Tuesday May 31 was the anniversary of the birth of American poet Walt Whitman, who is being celebrated in the United States this year for his greatest work, "Leaves of Grass."
I celebrate myself, and sing myself,
And what I assume you shall assume,
For every atom belonging to me as good belongs to you.
In honor of Walt Whitman's 186th birthday, the Library of Congress organized a reading of "Song of Myself," one of the most famous poems from "Leaves of Grass."
I loaf and invite my soul,
I lean and loaf at my ease observing a spear of summer grass.
"Leaves of Grass" delights in Nature and the material world, and praises the human senses. To Whitman, both the human body and the human mind are worthy of poetic praise.
Patricia Gray organized the Library of Congress poetry reading. She said the poems have special relevance to the development of the United States.
"When "Leaves of Grass" was published, it helped shaped an expansive, inclusive dream of democracy," Ms. Gray says.
I am not a bit tamed, I too am untranslatable,
I sound my barbaric yawp over the roofs of the world.
The poems may be old, but according to Kim Roberts, the editor of an online poetry journal, they still have meaning at home and abroad.

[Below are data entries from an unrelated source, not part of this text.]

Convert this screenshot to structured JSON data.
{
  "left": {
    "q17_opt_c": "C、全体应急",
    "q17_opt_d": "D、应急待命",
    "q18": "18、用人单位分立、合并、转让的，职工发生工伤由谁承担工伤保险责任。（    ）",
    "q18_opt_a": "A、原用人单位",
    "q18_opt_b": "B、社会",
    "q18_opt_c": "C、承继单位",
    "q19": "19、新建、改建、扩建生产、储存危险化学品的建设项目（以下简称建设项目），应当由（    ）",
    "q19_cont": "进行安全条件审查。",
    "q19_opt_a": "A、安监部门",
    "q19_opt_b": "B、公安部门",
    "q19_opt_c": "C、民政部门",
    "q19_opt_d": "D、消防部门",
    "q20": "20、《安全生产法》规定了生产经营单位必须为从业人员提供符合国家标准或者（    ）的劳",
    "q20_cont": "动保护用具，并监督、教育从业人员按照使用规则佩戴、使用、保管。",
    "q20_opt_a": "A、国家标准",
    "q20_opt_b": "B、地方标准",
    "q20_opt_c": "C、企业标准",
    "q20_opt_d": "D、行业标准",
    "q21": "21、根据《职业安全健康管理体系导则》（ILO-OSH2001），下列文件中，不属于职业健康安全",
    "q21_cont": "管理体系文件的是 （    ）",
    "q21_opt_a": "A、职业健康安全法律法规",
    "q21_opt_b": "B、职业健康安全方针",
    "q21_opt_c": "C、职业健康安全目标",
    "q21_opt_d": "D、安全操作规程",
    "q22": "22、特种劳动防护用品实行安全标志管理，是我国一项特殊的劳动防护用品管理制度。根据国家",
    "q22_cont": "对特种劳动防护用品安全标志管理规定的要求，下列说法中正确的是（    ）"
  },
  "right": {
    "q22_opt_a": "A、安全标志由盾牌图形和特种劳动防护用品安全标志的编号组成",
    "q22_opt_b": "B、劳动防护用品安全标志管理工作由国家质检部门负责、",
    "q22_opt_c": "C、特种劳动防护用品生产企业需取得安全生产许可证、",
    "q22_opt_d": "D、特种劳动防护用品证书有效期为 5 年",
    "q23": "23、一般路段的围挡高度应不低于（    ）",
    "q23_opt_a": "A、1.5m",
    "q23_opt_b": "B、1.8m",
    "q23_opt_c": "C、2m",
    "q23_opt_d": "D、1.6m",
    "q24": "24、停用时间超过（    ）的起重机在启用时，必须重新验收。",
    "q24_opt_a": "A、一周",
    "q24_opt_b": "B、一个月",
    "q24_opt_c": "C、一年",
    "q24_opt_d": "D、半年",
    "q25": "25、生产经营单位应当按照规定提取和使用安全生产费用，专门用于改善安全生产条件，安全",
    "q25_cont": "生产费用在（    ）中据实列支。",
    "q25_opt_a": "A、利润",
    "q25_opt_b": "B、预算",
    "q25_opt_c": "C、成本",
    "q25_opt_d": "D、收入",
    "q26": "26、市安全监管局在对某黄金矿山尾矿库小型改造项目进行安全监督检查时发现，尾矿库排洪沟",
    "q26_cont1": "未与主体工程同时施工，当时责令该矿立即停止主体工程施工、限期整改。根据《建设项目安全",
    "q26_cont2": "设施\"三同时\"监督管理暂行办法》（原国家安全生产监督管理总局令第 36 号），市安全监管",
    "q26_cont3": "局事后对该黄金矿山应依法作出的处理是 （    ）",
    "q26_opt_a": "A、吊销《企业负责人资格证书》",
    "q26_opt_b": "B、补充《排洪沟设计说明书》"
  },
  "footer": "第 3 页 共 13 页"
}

"The poems in "Leaves of Grass" talk about a sort of yearning for freedom of the human spirit, and do so in language that I think continues to inspire. And it's certainly relevant for today, with so much war and conflict around the world to read poems that celebrate the human spirit and celebrate what is common to all of us, rather than being divisive," Ms. Roberts says.
Ms. Roberts calls "Leaves of Grass" a masterpiece of American literature. She says there are some uniquely American details about Walt Whitman's poems, but that his themes are basic and instinctual, and have universal appeal.
Failing to fetch me at first keep encouraged,
Missing me at one place search another,
I stop somewhere waiting for you.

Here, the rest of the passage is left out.